Alas! how little we knew on the day of my ordination, and in those halcyon moments of our first housekeeping! To be the confidential friend in a hundred families in the town—cutting the social trifle, as my friend Haliburton says, “from the top of the whipped-syllabub to the bottom of the sponge-cake, which is the foundation”—to keep abreast of the thought of the age in one’s study, and to do one’s best on Sunday to interweave that thought with the active life of an active town, and to inspirit both and make both infinite by glimpses of the Eternal Glory, seemed such an exquisite forelook into one’s life! Enough to do, and all so real and so grand! If this vision could only have lasted.
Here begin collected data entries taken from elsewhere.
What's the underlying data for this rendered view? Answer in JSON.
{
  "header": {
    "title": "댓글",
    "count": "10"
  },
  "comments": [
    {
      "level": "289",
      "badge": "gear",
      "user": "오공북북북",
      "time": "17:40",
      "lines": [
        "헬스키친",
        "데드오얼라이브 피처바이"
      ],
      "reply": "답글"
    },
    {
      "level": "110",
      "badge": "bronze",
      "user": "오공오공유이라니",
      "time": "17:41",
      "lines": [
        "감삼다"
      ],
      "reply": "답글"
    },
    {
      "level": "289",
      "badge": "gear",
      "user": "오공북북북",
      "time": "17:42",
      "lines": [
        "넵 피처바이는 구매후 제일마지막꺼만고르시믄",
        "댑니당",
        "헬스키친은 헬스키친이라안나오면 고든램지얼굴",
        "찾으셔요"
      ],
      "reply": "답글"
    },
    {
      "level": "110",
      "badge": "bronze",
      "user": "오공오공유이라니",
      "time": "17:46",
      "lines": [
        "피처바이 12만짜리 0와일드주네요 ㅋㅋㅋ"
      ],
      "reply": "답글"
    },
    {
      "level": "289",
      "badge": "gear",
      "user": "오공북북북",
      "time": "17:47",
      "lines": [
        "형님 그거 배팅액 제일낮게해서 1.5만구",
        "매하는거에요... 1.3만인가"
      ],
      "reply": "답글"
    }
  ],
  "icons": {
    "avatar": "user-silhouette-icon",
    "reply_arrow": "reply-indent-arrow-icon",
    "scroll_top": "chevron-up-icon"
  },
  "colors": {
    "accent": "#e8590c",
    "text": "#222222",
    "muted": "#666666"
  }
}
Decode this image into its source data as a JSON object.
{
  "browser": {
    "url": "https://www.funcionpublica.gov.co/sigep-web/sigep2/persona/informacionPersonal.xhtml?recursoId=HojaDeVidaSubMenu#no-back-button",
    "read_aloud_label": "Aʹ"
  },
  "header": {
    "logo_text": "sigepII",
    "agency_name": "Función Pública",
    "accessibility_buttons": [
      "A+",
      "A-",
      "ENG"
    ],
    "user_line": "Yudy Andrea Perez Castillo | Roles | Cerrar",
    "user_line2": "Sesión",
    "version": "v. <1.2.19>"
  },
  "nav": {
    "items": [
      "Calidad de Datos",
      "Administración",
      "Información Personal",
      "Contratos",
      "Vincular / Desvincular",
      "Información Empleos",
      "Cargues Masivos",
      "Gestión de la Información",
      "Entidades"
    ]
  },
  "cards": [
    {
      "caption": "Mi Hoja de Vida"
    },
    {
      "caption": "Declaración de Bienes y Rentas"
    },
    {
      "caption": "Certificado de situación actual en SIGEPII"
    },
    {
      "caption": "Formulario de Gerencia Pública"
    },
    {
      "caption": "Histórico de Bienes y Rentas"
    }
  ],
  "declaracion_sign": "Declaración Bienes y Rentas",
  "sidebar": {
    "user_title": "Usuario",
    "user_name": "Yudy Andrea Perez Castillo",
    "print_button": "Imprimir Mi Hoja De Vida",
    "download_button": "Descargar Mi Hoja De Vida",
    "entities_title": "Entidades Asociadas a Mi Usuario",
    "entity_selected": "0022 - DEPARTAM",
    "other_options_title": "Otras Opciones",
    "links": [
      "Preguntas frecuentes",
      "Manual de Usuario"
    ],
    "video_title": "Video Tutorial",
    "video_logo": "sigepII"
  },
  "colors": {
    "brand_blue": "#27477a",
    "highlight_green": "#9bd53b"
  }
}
The truth is, that this vision was not in itself a delusion, nor, indeed, half bright enough. If one could only have been left to do his own business, the vision would have accomplished itself and brought out new paraheliacal visions, each as bright as the original. The misery was and is, as we found out, I and Polly, before long, that, besides the vision, and besides the usual human and finite failures in life (such as breaking the old pitcher that came over in the Mayflower, and putting into the fire the alpenstock with which her father climbed Mont Blanc)—besides, these, I say (imitating the style of Robinson Crusoe), there were pitchforked in on us a great rowen-heap of humbugs, handed down from some unknown seed-time, in which we were expected, and I chiefly, to fulfil certain public functions before the community, of the character of those fulfilled by the third row of supernumeraries who stand behind the Sepoys in the spectacle of the Cataract of the Ganges. They were the duties, in a word, which one performs as member of one or another social class or subdivision, wholly distinct from what one does as A. by himself A. What invisible power put these functions on me, it would be very hard to tell. But such power there was and is. And I had not been at work a year before I found I was living two lives, one real and one merely functional—for two sets of people, one my parish, whom I loved, and the other a vague public, for whom I did not care two straws. All this was in a vague notion, which everybody had and has, that this second life would eventually bring out some great results, unknown at present, to somebody somewhere.

Crazed by this duality of life, I first read Dr. Wigan on the Duality of the Brain, hoping that I could train one side of my head to do these outside jobs, and the other to do my intimate and real duties. For Richard Greenough once told me that, in studying for the statue of Franklin, he found that the left side of the great man’s face was philosophic and reflective, and the right side funny and smiling. If you will go and look at the bronze statue, you will find he has repeated this observation there for posterity. The eastern profile is the portrait of the statesman Franklin, the western of Poor Richard. But Dr. Wigan does not go into these niceties of this subject, and I failed. It was then that, on my wife’s suggestion, I resolved to look out for a Double.